Violent crime is falling. The estimated number of violent crimes in 2013 was 4.4 percent lower than in 2012. The estimated number of property crimes also fell, by 4.1 percent. (FBI Crime Statistics for 2013)
But the news on justifiable homicide by police, defined as killing of a felon by a law enforcement officer in the line of duty, is more troubling. In 2013, there were 461 such deaths, up from 397 in 2010. (FBI Crime in the United States 2013)
Justifiable Homicide by Weapon, Law Enforcement
2009–2013
Year |
Total |
2009 |
414 |
2010 |
397 |
2011 |
404 |
2012 |
426 |
2013 |
461 |
Frank Serpico, a NYPD detective, was the subject of a 1973 book, later made into a movie starring Al Pacino, about police corruption in New York. Serpico is back, this time with an essay in the Politico Magazine, arguing that the new scourge in city policing is the large number of deaths at the hands of police officers (“The Police Are Still Out of Control,” Oct. 23, 2014). According to Serpico, the police appear to…
just empty their guns and automatic weapons without thinking, in acts of callousness or racism. They act like they’re in shooting galleries. Today’s uncontrolled firepower, combined with a lack of good training and adequate screening of police academy candidates, has led to a devastating drop in standards.

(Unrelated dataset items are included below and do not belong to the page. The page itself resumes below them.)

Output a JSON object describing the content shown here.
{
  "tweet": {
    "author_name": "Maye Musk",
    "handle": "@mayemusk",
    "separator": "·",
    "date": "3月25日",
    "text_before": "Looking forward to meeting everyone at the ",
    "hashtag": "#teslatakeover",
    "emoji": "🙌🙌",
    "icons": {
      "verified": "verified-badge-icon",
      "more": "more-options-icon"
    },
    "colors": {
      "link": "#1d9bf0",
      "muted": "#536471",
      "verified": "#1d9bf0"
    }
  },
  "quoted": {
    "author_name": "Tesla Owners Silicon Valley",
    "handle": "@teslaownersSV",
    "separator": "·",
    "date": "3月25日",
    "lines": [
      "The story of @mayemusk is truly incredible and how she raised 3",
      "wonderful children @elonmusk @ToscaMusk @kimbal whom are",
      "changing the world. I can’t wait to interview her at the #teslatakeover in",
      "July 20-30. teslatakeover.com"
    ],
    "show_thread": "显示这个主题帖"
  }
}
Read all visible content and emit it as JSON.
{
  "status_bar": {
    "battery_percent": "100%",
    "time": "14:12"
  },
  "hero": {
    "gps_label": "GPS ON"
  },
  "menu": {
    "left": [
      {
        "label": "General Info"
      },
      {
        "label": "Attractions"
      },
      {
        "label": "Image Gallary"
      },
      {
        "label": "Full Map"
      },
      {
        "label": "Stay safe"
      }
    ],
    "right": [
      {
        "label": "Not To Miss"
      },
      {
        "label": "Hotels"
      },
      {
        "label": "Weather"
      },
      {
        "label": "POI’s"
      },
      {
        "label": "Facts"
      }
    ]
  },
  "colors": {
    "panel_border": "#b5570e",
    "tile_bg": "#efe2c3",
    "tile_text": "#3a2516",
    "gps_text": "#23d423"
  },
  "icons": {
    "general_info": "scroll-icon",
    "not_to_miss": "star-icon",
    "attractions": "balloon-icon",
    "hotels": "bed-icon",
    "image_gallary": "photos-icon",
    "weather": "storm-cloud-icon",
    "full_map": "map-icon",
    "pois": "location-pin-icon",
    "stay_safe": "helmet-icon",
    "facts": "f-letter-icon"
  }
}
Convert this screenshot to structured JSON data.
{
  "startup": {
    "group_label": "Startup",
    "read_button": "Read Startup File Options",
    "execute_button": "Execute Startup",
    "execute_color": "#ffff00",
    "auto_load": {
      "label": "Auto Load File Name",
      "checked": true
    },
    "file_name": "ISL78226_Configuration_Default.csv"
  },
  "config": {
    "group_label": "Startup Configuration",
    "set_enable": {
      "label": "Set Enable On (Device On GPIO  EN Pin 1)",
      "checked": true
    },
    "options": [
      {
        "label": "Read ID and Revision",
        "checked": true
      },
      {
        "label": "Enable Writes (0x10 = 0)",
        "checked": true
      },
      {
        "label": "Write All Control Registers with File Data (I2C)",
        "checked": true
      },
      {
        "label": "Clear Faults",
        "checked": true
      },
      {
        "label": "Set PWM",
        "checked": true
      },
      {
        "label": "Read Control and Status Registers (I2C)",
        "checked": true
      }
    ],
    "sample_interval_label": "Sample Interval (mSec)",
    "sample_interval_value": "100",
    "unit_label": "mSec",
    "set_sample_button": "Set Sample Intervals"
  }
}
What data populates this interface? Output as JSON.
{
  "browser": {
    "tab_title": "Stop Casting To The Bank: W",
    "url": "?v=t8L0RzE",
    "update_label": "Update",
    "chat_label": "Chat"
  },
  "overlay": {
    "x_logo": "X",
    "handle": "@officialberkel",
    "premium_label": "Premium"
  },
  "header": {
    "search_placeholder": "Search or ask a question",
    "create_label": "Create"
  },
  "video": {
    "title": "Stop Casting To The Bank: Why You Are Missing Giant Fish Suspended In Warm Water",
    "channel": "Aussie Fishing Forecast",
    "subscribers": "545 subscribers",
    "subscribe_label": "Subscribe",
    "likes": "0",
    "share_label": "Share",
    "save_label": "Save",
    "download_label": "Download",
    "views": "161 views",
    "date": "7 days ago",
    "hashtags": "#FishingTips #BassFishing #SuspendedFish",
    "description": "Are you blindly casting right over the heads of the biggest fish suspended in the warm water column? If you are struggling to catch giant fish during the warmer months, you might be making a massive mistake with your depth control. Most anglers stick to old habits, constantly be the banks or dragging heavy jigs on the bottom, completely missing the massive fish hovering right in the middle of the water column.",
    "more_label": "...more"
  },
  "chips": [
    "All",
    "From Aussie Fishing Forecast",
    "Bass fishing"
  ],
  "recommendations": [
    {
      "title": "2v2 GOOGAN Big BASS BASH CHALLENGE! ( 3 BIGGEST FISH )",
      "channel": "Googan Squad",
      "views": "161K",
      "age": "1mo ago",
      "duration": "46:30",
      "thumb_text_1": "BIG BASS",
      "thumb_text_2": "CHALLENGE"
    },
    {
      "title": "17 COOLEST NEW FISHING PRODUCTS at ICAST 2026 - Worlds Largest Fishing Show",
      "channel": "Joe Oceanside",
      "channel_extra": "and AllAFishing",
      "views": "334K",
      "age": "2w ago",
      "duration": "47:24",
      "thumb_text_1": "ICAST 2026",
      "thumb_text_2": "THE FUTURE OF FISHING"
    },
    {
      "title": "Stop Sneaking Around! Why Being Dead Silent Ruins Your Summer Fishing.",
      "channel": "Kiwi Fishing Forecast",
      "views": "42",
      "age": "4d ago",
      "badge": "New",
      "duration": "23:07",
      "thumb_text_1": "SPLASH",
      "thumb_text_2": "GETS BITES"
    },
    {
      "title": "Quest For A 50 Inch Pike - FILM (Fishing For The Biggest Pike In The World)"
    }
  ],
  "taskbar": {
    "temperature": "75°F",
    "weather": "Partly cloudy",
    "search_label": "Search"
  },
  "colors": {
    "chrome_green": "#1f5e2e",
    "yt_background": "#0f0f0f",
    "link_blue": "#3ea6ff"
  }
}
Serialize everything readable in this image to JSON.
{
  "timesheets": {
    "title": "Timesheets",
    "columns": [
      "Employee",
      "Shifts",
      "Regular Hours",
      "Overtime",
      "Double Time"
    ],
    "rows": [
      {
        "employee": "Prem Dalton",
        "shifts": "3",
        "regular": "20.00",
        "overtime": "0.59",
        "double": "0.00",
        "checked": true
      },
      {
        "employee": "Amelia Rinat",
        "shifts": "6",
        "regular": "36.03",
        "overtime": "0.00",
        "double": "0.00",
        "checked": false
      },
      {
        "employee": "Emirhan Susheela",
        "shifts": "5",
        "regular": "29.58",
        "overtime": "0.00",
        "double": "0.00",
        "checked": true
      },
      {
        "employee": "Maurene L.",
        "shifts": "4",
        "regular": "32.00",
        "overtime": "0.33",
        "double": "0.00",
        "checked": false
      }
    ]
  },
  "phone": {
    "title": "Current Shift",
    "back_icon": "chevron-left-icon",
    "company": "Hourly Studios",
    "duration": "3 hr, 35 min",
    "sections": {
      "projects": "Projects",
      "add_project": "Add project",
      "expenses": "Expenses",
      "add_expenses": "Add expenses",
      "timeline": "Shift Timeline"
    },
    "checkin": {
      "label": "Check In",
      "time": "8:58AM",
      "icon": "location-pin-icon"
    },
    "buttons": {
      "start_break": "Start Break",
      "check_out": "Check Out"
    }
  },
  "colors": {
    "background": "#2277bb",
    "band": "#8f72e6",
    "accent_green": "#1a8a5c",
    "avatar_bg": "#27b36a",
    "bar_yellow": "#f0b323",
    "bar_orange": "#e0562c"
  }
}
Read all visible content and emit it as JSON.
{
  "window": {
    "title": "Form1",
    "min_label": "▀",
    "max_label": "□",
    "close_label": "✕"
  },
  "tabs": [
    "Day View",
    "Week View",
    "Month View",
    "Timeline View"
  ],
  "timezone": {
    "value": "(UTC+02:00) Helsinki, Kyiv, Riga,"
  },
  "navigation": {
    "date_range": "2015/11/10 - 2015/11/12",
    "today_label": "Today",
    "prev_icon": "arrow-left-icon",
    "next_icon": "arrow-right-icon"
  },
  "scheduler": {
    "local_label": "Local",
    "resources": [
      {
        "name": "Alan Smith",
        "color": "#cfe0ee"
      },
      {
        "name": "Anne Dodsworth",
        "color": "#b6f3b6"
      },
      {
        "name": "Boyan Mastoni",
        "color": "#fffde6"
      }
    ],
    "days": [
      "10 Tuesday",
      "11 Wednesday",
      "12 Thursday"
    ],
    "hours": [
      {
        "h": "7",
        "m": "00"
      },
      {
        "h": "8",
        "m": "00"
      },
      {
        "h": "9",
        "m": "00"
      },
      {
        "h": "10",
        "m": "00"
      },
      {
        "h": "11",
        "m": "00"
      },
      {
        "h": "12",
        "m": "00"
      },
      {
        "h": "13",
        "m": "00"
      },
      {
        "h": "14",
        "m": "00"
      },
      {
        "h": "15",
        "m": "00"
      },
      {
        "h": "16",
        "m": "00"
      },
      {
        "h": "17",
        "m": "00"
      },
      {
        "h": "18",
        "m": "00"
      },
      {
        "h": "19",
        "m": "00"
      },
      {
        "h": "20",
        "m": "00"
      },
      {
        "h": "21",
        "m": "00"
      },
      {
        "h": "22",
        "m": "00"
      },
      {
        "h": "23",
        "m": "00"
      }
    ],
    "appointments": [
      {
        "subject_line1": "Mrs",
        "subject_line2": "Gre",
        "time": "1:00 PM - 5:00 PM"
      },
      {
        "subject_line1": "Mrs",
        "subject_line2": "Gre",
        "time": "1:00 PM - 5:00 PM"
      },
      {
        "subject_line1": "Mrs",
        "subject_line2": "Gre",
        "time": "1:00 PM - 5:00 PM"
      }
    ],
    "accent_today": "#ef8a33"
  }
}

Serpico offers the following rules to improve the situation:
1. Strengthen the selection process and psychological screening process for police recruits. Police departments are simply a microcosm of the greater society. If your screening standards encourage corrupt and forceful tendencies, you will end up with a larger concentration of these types of individuals;
2. Provide ongoing, examples-based training and simulations. Not only telling but showing police officers how they are expected to behave and react is critical;
3. Require community involvement from police officers so they know the districts and the individuals they are policing. This will encourage empathy and understanding;
4. Enforce the laws against everyone, including police officers. When police officers do wrong, use those individuals as examples of what not to do – so that others know that this behavior will not be tolerated. And tell the police unions and detective endowment associations they need to keep their noses out of the justice system;
5. Support the good guys. Honest cops who tell the truth and behave in exemplary fashion should be honored, promoted and held up as strong positive examples of what it means to be a cop;
6. Last but not least, police cannot police themselves. Develop permanent, independent boards to review incidents of police corruption and brutality—and then fund them well and support them publicly. Only this can change a culture that has existed since the beginnings of the modern police department.